Midnight Sun Delayed – In Shops Dec. 28

Whether by the machinations of Diamond Comic Distributors , the printer (Lebonfon), or –most likely–some combination of the two, it looks like Midnight Sun will be in comic shops not this Wednesday, but the following Friday, the 28th.

It’s a Gocco Christmas

With each passing year, I seem to pick up at least one additional freelance project doing Christmas/holiday cards… which unfortunately means that I wind up with less and less time to put together cards for us to send. It’s like they say, I suppose: The cobbler’s kids go shoeless (or whatever that expression is). At any rate, I finally–with barely a week until Christmas–got an afternoon to put something together, and though I was glad to have the cards done, the whole process was tinged with sadness. Why? Because I wound up using my very very last Gocco screen and bulbs.
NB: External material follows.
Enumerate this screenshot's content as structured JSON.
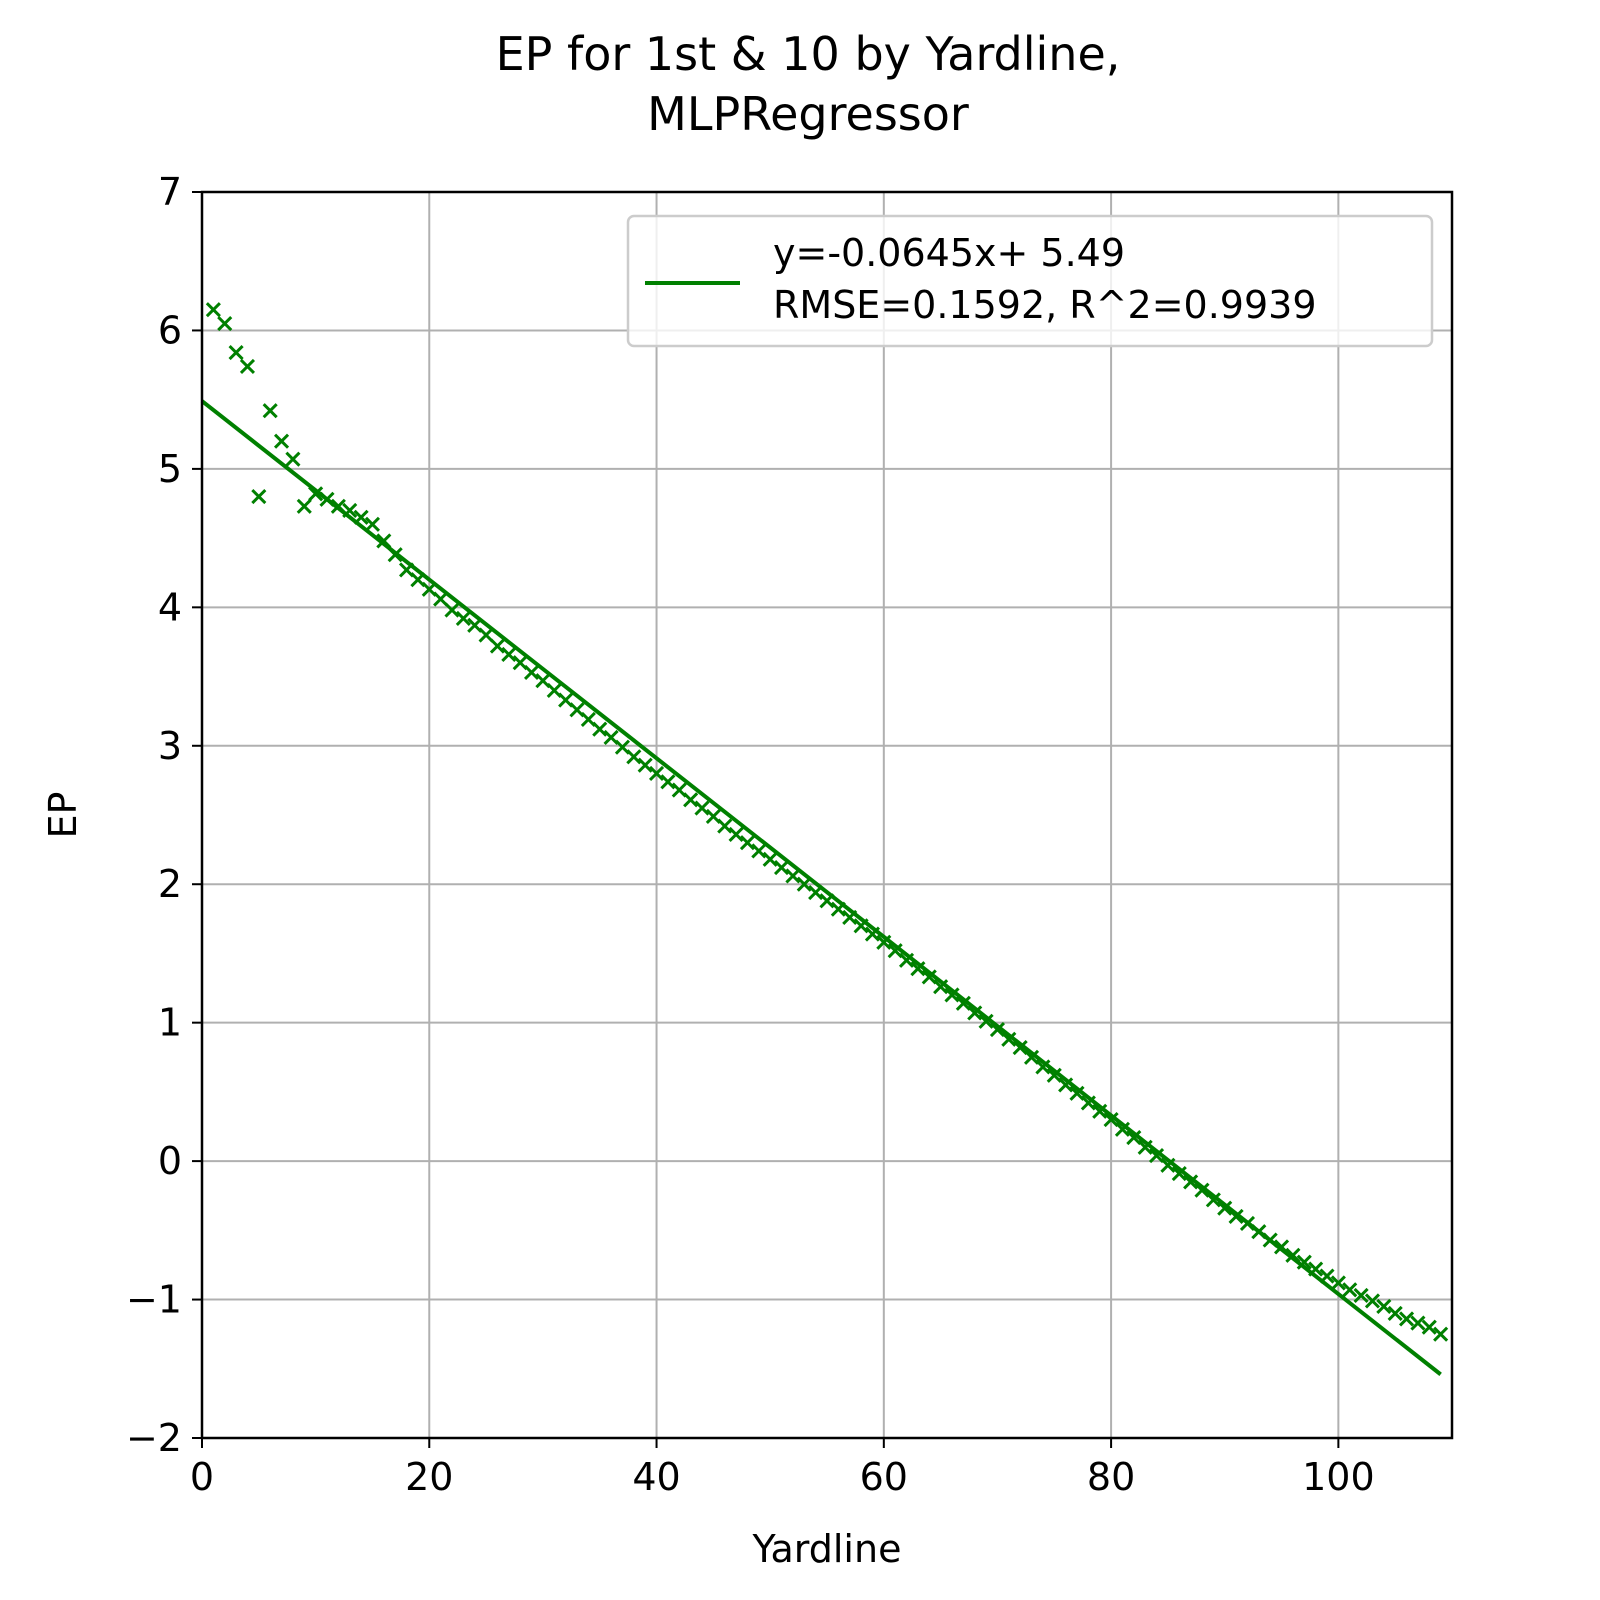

If you don’t know what a Gocco is, in short it’s an incredibly cool, self-contained, no-chemical using, silkscreening machine that uses 70s-style flash bulbs to burn its screens. It’s manufactured by a Japanese company that announced in 2005 that it would cease producing them because of low sales in Japan. That, though, was just about the time a full-fledged Gocco “cult” was going in the U.S., with tons of crafty and/or D.I.Y. types really embracing the machine.  There was even a campaign mounted (I’d link to their site,  savegocco.com, but it appears to be out of whack) to try to find a domestic manufacturer that would buy the rights to continue making the machine.

When last I looked, it was getting hard to find new screens, bulbs and inks, and the online art supply giant, dickblick.com had dropped Gocco stuff entirely. Much to my delight, though, it looks like supplies have surfaced from parts unknown, with a number of retailers stocking them. Long live the Gocco!